Ao final, uma vitória magra da Argentina, em um jogo sem brilho, que tira das costas de Leonel Messi o peso de nunca ter ganho um título internacional, sem que, no entanto, tenha tido um brilho particular no feito (ao contrário de Maradona, que carregou o time nas costas). Os argentinos tiveram o seu dia de redenção.

Para os derrotados, Brasil e Inglaterra, há um ponto em comum. A necessidade de um elemento de identidade nacional que seja capaz de superar as divisões políticas. Os ingleses (e o Reino Unido como um todo) são uma ex-potência mundial que continua a busca de um papel na ordem mundial, ao mesmo tempo que grande parte de sua população perdeu o sentido de pertencimento a uma unidade política comum. O futebol pode não prover este resultado, mas daria um alívio temporário aos líderes políticos para pensar em algo mais.

No caso brasileiro, continuamos eternamente sendo o país do futuro. O futebol havia criado um sentido de orgulho nacional, de sermos a potência mundial deste esporte. Após a última conquista em 2002, o discurso ufanista passou para a projeção de nova potência econômica, aliado ao soft power como a organização de eventos esportivos como as Olímpiadas e a Copa do Mundo de Futebol como símbolos da modernidade do país.

De épico a trágico, o país afundou no Mundial, teve nas denúncias de corrupção o maior legado das Olimpíadas e dividiu-se politicamente a partir de 2013, em uma fratura que tem cada vez mais se acentuado. Não são poucos os brasileiros que devem ter torcido contra uma vitória do Brasil na Copa América, com o receio que o resultado fosse utilizado pelo agonizante (mas não morto) governo Bolsonaro como tábua de salvação, um Pra Frente Brasil, Salve a Seleção requentado, com o capitão no papel antes ocupado pelo general.

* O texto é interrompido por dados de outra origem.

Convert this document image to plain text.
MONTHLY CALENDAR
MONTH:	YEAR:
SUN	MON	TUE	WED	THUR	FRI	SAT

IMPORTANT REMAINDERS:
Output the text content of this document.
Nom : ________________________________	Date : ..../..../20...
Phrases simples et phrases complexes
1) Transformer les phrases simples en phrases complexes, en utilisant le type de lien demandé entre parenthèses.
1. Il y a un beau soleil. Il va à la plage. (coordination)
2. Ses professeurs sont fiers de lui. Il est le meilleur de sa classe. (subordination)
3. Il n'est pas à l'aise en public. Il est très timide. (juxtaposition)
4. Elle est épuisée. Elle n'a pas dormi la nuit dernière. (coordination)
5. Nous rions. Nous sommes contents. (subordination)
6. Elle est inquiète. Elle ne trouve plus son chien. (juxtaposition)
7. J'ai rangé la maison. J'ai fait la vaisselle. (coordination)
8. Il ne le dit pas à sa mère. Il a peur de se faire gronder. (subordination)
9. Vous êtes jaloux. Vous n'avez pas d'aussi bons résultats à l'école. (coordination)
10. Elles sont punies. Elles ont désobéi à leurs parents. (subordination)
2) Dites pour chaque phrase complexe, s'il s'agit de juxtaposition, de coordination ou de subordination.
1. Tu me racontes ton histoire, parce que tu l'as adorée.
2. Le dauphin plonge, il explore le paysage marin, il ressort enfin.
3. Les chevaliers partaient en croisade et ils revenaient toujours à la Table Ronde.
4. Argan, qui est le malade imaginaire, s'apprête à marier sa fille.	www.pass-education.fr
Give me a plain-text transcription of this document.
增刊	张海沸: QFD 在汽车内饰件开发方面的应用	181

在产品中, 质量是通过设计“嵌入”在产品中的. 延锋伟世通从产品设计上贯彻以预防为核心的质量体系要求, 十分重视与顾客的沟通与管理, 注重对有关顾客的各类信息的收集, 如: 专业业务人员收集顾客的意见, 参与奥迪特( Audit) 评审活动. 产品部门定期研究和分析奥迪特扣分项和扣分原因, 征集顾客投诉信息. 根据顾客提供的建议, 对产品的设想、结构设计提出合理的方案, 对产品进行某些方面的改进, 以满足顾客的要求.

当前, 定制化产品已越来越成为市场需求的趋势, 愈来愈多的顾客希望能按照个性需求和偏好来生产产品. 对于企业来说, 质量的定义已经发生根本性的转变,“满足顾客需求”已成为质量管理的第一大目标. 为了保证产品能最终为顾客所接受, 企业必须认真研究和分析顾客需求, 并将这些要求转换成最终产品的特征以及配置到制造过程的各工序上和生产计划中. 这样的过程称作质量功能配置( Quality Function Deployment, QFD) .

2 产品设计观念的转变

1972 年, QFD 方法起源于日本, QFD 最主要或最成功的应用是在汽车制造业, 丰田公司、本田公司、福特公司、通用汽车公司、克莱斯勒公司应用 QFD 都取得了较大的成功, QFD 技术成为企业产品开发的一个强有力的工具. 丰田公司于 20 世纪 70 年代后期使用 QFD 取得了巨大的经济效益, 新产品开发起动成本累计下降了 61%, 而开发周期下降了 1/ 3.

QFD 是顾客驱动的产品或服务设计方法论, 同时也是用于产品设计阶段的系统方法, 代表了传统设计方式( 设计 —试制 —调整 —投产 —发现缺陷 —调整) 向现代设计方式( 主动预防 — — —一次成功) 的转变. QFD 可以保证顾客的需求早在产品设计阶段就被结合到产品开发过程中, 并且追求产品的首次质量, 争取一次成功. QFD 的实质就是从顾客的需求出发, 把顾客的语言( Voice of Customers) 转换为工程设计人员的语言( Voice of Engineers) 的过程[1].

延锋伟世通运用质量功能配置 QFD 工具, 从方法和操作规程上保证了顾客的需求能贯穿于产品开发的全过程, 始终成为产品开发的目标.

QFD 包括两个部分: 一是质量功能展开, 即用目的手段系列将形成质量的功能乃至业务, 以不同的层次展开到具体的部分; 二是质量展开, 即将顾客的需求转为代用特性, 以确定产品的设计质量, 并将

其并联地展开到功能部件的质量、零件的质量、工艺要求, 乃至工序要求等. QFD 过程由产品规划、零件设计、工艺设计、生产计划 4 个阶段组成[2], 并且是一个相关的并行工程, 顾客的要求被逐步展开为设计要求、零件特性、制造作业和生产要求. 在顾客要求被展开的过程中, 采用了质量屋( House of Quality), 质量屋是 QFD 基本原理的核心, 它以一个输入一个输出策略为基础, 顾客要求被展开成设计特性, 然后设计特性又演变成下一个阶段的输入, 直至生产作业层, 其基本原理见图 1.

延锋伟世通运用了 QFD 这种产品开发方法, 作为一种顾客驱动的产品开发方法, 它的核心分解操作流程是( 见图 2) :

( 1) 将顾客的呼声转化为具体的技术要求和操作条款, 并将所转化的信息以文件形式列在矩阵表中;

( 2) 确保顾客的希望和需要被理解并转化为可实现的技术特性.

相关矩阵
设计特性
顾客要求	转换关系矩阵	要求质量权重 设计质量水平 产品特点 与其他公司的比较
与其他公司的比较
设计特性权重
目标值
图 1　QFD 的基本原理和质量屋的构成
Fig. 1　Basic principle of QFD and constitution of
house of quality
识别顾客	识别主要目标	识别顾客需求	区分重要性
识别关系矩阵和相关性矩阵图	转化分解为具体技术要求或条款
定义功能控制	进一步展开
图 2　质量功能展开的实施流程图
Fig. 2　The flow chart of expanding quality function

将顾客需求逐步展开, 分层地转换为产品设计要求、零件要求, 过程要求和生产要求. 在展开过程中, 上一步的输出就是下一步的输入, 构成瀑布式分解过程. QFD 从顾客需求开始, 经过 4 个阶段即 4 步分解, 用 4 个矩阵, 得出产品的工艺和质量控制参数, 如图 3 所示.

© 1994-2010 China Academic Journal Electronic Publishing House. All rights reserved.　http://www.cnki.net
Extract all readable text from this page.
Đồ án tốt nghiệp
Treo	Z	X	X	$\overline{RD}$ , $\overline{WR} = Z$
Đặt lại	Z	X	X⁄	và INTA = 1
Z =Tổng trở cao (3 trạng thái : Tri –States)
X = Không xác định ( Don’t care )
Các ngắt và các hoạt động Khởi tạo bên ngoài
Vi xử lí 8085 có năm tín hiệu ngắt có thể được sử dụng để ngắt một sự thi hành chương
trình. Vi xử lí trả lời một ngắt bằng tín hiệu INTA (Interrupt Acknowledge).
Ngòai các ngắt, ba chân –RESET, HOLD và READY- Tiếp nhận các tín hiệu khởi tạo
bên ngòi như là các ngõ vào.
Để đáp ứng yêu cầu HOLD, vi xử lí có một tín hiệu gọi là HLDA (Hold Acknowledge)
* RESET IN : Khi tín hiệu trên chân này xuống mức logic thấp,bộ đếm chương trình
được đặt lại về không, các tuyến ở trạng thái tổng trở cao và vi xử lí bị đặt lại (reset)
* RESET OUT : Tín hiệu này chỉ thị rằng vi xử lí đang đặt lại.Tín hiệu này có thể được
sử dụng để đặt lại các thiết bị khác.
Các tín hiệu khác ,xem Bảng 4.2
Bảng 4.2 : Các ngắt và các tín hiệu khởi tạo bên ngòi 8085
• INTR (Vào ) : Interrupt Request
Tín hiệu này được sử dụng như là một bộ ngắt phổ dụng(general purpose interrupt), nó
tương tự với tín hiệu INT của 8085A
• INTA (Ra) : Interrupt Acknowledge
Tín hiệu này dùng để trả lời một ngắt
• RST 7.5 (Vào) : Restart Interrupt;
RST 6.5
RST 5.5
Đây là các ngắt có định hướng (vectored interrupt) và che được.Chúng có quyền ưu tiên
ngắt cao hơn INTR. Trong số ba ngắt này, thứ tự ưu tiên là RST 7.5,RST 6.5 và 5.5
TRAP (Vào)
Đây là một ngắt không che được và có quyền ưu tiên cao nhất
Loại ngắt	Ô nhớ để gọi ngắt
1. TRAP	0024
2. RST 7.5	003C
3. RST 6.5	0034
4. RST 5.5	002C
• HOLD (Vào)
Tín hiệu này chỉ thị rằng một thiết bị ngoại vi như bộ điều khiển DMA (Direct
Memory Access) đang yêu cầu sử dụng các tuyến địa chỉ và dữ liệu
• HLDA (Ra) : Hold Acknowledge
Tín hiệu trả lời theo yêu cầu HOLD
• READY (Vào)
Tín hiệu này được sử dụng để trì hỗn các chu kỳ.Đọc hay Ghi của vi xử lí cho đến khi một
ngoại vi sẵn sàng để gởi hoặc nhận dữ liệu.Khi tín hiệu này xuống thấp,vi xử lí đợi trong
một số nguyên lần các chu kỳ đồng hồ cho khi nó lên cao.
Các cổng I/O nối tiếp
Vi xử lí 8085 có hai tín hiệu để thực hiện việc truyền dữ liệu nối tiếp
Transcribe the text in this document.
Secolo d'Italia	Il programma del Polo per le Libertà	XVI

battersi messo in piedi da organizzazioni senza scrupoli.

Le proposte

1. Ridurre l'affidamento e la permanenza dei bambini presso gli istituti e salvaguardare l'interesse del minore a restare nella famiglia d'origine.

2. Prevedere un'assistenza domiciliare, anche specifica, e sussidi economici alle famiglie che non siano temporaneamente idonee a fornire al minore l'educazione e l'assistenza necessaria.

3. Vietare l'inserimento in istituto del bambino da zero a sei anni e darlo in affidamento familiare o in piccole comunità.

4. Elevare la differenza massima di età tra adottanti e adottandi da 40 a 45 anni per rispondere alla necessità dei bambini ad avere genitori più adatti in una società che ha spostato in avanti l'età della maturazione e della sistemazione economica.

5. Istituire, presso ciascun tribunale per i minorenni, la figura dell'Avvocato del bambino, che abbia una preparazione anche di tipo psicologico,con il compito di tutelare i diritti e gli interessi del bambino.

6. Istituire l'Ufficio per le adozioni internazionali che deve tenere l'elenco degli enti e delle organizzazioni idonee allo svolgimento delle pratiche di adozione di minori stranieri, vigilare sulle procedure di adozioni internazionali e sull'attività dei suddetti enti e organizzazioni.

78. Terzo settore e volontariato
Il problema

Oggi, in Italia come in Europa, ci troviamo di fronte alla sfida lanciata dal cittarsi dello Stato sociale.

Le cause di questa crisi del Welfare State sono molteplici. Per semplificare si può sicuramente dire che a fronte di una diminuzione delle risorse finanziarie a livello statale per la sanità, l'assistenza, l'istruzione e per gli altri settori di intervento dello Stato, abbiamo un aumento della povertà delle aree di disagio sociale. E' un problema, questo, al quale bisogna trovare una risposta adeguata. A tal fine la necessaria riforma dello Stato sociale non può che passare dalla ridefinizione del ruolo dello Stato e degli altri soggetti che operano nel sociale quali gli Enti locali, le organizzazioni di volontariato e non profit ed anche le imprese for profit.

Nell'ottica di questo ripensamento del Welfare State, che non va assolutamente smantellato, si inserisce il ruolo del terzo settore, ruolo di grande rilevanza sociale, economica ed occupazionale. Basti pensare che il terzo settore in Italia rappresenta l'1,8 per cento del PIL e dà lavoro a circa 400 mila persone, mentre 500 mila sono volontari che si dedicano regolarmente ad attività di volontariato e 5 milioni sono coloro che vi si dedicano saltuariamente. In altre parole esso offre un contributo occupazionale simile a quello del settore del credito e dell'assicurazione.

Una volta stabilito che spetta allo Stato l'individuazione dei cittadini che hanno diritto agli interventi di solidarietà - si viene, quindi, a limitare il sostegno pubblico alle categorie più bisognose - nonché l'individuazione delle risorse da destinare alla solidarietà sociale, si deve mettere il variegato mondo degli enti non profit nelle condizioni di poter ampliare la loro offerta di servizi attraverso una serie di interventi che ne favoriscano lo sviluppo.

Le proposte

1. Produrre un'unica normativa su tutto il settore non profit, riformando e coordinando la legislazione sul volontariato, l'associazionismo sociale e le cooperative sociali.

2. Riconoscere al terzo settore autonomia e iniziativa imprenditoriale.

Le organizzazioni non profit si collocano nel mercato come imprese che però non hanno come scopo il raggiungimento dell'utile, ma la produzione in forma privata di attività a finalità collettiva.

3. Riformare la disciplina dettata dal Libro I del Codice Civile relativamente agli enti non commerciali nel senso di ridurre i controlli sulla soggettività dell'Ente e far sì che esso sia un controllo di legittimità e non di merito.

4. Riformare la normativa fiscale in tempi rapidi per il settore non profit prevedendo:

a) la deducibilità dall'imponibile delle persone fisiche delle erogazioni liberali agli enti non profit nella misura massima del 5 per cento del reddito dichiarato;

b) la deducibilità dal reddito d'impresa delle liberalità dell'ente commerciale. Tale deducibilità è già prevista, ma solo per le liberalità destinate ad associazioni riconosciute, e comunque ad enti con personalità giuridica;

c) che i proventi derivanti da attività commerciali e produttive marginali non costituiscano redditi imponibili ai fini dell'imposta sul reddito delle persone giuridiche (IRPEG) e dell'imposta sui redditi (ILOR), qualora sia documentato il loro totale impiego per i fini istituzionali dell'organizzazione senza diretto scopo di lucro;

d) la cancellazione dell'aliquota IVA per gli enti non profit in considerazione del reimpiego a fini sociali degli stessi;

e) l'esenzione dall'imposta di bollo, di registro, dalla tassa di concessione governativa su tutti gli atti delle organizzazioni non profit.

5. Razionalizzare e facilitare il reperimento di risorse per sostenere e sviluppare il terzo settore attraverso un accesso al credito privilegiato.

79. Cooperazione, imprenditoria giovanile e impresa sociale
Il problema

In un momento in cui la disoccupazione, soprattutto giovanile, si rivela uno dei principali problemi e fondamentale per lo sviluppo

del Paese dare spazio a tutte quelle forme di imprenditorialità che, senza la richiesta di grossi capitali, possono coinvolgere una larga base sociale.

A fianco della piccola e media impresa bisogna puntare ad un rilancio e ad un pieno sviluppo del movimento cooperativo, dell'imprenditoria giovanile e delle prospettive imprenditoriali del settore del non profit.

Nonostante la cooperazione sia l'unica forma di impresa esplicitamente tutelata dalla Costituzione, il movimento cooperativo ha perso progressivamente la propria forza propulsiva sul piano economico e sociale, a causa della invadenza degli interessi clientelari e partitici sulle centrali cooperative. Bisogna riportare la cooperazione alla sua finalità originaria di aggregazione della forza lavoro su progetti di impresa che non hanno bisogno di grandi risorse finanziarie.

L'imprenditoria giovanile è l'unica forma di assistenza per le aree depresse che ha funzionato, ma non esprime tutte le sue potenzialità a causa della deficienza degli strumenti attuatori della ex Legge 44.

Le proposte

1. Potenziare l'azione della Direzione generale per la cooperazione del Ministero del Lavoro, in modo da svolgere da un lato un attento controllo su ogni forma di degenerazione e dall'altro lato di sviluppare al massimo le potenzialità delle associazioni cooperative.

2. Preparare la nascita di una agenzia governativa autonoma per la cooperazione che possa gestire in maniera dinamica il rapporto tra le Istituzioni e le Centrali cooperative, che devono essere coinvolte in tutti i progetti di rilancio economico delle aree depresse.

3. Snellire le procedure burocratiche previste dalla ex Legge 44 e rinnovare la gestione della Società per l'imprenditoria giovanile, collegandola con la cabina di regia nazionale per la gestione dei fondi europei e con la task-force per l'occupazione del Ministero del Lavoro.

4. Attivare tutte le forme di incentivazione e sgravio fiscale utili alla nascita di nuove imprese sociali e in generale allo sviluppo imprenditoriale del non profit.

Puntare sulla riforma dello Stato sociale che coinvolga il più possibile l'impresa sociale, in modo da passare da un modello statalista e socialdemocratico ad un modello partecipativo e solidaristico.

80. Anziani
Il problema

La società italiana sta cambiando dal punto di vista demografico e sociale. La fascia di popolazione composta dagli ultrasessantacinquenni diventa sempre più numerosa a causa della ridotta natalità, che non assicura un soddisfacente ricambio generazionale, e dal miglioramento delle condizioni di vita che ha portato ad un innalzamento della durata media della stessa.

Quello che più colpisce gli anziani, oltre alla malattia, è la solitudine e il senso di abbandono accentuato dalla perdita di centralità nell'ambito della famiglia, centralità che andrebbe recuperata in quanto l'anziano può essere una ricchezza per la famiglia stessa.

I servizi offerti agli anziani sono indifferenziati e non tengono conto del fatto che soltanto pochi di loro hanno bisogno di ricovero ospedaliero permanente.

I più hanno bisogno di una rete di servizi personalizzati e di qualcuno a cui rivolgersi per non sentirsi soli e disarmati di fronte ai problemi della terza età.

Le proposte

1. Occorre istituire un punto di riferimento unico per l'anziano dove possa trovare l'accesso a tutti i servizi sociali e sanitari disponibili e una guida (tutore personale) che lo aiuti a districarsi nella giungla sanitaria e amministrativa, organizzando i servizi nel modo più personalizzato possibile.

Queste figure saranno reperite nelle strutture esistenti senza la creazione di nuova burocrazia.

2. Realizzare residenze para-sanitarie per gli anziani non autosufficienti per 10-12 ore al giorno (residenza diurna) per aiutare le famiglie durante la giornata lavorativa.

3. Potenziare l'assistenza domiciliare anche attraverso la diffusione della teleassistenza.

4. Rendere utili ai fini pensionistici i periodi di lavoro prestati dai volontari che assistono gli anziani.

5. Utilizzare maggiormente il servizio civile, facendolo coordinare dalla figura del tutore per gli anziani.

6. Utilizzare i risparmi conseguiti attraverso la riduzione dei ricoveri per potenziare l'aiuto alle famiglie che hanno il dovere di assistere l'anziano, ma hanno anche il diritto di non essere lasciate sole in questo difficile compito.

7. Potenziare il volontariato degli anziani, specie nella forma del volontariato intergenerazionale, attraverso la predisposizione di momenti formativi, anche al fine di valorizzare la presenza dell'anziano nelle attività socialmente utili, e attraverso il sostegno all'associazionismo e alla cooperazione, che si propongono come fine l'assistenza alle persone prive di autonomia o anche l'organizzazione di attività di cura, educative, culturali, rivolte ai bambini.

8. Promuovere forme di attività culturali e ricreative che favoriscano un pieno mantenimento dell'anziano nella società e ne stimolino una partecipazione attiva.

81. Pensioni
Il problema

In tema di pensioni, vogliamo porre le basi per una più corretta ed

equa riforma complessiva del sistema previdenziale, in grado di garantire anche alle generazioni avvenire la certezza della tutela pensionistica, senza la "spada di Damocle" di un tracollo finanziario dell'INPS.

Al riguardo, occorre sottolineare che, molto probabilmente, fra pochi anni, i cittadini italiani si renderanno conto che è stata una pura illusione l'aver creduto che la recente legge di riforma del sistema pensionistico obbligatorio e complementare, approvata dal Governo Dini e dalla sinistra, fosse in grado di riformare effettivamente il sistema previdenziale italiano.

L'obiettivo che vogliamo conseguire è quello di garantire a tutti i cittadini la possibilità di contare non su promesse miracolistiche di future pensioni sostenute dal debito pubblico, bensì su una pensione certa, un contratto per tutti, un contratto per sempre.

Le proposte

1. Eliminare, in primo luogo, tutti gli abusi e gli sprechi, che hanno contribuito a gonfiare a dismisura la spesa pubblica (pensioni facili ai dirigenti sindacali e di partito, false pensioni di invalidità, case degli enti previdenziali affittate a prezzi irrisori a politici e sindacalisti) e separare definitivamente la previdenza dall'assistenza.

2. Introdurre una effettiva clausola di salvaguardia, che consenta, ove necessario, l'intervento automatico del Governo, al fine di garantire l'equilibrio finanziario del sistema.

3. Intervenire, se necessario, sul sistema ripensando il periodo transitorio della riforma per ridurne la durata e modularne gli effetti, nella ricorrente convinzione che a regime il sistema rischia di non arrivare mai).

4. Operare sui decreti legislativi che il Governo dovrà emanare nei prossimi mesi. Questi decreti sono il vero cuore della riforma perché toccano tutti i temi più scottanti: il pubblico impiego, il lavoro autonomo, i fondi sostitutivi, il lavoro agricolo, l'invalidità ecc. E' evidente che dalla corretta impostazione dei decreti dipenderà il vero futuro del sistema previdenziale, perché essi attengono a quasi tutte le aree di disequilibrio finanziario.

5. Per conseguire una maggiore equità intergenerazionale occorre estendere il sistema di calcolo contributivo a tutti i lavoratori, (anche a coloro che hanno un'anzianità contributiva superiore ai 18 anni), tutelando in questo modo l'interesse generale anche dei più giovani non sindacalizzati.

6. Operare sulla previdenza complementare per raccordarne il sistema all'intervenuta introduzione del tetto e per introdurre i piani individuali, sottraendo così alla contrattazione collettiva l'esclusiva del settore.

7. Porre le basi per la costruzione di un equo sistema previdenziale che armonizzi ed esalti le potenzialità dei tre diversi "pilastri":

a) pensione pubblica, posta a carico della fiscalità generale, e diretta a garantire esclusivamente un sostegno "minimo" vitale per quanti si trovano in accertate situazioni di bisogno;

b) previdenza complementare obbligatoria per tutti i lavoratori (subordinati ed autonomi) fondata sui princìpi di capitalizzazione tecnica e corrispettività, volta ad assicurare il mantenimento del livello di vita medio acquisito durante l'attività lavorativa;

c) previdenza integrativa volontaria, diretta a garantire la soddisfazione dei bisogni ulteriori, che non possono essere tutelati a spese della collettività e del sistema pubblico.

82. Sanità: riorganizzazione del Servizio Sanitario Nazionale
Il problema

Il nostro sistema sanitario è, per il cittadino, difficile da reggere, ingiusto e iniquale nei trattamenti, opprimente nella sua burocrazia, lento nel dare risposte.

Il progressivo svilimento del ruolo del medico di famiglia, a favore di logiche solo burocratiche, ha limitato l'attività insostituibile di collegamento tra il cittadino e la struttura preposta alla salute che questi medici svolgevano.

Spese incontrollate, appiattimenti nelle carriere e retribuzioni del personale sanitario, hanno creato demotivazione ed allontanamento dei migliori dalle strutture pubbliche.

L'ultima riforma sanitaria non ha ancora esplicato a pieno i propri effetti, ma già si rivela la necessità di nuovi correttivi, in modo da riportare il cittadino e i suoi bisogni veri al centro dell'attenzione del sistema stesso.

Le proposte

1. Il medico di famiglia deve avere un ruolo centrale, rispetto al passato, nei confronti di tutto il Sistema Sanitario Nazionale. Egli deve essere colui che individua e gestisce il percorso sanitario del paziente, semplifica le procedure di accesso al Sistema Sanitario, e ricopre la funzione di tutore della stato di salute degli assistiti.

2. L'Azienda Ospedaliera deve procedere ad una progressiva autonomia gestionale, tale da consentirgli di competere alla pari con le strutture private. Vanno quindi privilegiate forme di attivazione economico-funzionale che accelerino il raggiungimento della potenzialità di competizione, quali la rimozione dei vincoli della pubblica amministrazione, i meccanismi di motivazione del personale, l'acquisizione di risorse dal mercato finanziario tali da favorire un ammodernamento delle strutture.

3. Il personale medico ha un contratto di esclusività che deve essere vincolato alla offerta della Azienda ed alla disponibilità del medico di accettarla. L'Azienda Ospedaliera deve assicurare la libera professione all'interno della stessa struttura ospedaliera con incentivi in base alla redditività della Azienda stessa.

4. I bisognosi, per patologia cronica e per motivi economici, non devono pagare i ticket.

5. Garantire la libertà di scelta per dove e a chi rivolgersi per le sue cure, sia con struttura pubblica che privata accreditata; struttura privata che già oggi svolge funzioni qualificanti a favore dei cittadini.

Estes dois eventos esportivos mostram o que há de melhor e de pior no esporte. Ele pode despertar o sentido de pertencimento, de empatia, curando feridas abertas em outras áreas ao se transladarem para o campo de jogo. A vitória alemã na copa de 1954, os jogos entre República Democrática Alemã e República Federal da Alemanha em 1974, e Irã e EUA em 1998 são os bons exemplos. O uso político por governos inseguros como meio de promoção são o seu lado negativo.

Obrigado, Gianluigi Donnarumma. Obrigado, Ángel Di María. Vocês nos livraram de ver mais uma vez a pátria de chuteiras ser utilizada por aproveitadores. Ganhou o futebol, ganharam, embora talvez não o saibam, os brasileiros e ingleses derrotados no campo.